At least this hype cycle seems to be accelerating. Its always darkest before the light. So hopefully the day after every single front page link is something AI related, there won't be any. But that might be because the earth has exploded and not because the bubble finally burst.
The thread before with someone flogging off their educational book they wrote "with Claude in an afternoon", as if anyone would benefit from investing days or weeks of learning effort into consuming something the author couldn't be fucked spending even a single day on, that one was well crafted satire, right?

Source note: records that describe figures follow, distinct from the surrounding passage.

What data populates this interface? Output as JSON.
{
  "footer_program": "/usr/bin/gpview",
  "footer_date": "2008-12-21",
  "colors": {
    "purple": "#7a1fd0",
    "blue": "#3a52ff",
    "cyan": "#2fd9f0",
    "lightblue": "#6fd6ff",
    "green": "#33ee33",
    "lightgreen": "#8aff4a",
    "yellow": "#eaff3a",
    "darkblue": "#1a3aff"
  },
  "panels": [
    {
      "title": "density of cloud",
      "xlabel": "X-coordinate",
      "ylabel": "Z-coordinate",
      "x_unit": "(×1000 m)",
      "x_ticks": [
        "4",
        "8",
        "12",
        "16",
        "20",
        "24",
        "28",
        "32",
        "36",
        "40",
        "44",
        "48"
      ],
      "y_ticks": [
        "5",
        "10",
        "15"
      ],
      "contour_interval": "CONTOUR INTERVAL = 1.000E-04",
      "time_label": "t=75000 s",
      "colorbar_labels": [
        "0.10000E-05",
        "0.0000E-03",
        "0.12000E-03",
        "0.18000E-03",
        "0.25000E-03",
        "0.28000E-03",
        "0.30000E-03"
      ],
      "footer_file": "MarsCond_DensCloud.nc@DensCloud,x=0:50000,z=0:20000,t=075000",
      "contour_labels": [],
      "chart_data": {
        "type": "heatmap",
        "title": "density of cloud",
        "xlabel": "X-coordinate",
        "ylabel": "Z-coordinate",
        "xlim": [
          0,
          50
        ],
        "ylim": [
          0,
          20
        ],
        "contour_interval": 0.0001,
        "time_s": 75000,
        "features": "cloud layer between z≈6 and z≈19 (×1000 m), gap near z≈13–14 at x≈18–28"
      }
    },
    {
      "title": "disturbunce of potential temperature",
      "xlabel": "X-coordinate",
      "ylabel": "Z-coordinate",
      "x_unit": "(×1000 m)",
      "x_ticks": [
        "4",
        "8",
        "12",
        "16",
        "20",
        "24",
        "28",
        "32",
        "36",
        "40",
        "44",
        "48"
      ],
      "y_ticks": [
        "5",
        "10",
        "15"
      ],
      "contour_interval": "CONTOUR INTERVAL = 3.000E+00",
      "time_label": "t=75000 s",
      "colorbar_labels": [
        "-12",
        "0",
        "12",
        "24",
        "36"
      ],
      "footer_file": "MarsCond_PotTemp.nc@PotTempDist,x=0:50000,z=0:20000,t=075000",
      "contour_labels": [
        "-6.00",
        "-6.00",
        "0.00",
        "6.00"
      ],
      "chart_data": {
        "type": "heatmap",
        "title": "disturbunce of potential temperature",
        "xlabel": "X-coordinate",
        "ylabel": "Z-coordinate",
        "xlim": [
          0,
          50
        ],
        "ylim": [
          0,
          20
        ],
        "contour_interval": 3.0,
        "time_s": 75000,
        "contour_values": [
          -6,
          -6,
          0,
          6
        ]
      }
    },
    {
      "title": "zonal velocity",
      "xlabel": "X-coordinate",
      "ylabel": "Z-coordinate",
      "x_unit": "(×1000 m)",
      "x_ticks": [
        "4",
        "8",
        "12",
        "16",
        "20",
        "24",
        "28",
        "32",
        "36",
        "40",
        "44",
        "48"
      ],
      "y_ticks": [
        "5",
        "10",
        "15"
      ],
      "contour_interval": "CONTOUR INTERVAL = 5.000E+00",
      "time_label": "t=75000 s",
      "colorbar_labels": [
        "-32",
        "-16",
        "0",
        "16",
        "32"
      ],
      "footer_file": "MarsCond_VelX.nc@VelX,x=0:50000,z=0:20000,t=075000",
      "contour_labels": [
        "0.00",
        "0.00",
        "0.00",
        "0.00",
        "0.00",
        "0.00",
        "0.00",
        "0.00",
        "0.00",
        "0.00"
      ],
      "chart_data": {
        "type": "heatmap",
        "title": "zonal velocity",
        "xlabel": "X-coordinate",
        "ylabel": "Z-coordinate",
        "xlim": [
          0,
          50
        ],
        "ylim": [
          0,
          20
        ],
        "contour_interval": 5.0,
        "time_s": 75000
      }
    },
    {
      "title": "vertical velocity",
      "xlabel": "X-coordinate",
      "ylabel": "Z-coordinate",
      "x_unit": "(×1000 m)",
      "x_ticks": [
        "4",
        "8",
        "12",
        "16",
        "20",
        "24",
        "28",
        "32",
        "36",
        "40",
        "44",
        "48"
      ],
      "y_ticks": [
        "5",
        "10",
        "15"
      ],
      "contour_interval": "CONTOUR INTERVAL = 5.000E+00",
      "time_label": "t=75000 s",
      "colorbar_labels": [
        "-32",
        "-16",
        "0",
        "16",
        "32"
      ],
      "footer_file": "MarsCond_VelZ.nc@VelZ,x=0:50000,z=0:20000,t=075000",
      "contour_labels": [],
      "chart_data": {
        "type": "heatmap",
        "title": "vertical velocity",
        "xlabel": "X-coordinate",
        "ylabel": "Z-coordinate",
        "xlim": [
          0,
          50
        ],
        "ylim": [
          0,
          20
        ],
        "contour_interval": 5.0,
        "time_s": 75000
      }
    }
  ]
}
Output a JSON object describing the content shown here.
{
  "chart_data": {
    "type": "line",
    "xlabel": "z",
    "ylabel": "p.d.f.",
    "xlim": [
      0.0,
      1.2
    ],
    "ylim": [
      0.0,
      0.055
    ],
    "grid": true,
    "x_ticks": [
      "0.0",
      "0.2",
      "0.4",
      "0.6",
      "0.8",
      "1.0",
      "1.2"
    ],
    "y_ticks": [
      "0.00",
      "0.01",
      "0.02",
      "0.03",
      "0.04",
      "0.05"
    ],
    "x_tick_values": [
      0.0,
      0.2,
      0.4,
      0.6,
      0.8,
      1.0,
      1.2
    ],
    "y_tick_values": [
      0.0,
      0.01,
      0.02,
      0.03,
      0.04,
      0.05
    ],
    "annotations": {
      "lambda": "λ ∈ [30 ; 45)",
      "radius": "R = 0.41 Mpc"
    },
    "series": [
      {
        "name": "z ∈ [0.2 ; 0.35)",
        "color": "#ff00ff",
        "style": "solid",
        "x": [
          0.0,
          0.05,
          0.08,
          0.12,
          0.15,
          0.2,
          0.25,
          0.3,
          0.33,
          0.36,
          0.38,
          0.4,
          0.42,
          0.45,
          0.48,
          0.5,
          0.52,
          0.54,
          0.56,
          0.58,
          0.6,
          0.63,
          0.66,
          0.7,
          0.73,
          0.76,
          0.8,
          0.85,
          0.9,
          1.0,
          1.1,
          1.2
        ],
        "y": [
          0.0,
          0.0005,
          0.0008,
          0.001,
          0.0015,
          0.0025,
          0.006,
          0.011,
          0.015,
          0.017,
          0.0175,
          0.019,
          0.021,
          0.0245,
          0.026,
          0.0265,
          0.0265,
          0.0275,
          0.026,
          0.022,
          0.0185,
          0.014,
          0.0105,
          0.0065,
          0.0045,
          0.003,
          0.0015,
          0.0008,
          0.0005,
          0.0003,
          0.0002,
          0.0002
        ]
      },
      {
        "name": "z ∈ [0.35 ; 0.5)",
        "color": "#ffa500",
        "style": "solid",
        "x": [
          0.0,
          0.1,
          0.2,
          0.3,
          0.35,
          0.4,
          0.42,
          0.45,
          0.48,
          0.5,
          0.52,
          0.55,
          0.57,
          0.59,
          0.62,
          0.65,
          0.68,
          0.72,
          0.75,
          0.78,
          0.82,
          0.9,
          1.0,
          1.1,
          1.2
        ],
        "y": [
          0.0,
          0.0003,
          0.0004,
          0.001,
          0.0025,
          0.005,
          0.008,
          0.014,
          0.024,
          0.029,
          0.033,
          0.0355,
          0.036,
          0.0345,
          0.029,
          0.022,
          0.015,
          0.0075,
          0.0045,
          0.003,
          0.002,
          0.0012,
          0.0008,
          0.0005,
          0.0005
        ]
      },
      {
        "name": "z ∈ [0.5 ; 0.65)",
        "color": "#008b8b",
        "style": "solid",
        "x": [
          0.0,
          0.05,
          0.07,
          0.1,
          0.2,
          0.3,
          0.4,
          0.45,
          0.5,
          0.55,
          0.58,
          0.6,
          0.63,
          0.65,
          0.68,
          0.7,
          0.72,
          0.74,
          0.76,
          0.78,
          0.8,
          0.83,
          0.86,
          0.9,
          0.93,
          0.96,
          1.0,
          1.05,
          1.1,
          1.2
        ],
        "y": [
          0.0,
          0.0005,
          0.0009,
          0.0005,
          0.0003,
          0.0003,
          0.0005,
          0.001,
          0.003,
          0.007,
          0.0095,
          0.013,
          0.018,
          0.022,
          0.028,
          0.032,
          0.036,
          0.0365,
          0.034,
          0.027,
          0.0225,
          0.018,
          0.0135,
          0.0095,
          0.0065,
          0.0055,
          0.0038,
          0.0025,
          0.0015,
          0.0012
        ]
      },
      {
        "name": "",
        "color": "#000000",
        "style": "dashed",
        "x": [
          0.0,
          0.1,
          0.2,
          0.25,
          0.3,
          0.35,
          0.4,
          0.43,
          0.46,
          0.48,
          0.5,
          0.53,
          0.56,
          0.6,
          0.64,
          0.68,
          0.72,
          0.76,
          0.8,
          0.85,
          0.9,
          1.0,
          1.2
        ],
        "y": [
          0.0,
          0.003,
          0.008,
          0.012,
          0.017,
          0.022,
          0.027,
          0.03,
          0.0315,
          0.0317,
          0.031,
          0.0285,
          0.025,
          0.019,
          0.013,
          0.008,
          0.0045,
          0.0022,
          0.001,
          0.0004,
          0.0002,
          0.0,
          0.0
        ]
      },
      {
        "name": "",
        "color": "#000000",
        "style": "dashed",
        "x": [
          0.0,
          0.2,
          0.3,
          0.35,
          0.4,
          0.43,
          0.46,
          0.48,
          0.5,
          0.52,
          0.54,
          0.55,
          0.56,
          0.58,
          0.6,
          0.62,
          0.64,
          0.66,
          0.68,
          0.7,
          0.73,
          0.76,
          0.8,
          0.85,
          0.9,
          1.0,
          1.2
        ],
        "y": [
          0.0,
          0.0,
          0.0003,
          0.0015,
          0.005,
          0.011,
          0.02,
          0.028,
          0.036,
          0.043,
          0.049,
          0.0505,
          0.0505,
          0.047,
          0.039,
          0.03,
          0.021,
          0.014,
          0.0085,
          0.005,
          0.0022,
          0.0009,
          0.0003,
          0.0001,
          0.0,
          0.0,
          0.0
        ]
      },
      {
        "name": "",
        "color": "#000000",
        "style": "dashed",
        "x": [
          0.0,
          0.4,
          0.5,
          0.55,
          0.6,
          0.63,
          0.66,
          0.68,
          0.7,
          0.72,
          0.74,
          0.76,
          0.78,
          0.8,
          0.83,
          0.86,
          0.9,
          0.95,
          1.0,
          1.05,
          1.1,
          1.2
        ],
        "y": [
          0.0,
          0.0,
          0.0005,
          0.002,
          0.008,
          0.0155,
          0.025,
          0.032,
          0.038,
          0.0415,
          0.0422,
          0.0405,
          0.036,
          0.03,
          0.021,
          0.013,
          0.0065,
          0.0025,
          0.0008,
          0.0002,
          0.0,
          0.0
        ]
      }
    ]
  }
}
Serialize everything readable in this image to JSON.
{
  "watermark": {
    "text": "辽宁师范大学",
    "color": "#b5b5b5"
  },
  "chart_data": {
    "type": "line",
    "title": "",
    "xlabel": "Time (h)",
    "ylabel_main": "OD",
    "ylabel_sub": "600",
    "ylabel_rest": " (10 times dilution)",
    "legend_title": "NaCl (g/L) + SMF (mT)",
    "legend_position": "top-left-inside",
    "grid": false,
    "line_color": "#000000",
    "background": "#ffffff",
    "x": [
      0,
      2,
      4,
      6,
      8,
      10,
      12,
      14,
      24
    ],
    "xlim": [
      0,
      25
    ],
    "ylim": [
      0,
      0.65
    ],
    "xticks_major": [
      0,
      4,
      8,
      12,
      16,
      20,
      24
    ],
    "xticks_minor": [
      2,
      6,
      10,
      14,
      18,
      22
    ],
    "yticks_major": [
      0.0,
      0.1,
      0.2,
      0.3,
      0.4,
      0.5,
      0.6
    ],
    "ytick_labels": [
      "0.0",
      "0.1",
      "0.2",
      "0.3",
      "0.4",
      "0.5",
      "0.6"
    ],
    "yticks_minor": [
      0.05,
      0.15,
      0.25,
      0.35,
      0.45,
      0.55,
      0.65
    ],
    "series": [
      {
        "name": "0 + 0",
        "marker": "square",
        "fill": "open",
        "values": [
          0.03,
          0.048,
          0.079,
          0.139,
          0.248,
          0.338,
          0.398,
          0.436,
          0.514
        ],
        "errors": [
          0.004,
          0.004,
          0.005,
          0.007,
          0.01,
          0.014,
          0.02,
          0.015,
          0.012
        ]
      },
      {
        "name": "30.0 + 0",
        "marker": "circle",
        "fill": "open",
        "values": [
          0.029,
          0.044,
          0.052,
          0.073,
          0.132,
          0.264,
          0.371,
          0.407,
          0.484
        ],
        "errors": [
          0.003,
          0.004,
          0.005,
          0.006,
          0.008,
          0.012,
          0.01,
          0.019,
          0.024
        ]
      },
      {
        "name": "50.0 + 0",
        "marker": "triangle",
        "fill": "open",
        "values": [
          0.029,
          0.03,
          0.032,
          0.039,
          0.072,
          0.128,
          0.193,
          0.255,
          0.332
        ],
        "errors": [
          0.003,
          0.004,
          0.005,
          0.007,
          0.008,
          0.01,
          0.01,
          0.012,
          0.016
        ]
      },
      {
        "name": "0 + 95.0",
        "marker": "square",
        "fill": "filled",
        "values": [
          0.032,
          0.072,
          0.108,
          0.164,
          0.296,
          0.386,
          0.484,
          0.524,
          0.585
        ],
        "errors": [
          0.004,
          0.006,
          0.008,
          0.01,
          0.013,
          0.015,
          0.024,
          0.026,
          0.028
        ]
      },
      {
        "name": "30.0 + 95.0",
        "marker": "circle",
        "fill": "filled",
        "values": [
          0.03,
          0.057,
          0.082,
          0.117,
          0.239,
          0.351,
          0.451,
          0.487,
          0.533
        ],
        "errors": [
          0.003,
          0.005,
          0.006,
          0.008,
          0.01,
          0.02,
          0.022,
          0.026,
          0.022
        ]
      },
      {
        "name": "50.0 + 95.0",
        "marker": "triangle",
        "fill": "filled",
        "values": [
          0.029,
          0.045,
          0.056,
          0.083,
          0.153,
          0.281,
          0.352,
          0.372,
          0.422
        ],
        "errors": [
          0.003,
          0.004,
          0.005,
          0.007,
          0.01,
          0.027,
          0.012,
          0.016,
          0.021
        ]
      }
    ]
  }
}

Something similar happened to me once. I still don't know what exactly happened, but in Dropbox some files were deleted, I still had my local copy, but then Dropbox synced the file deletions and I didn't notice. Only when it was too late did I notice that files were gone and their support was unable to help. I think I managed to recover some files with one of the NTFS "undelete" tools, but that was probably the day I started to treat "the cloud" differently. Nowadays I don't even know what's still in my Dropbox ...
I was clearing out Dropbox when I moved away from it, and it _wouldn't_ let me delete my copy of `tex.web`, because it thought it was some sort of special dropbox file. (It was the source to TeX.)
It's been a few years, but I think I managed to delete it in the web UI. (This was on macos, and they had a kernel extension keeping an eye on things by that point.)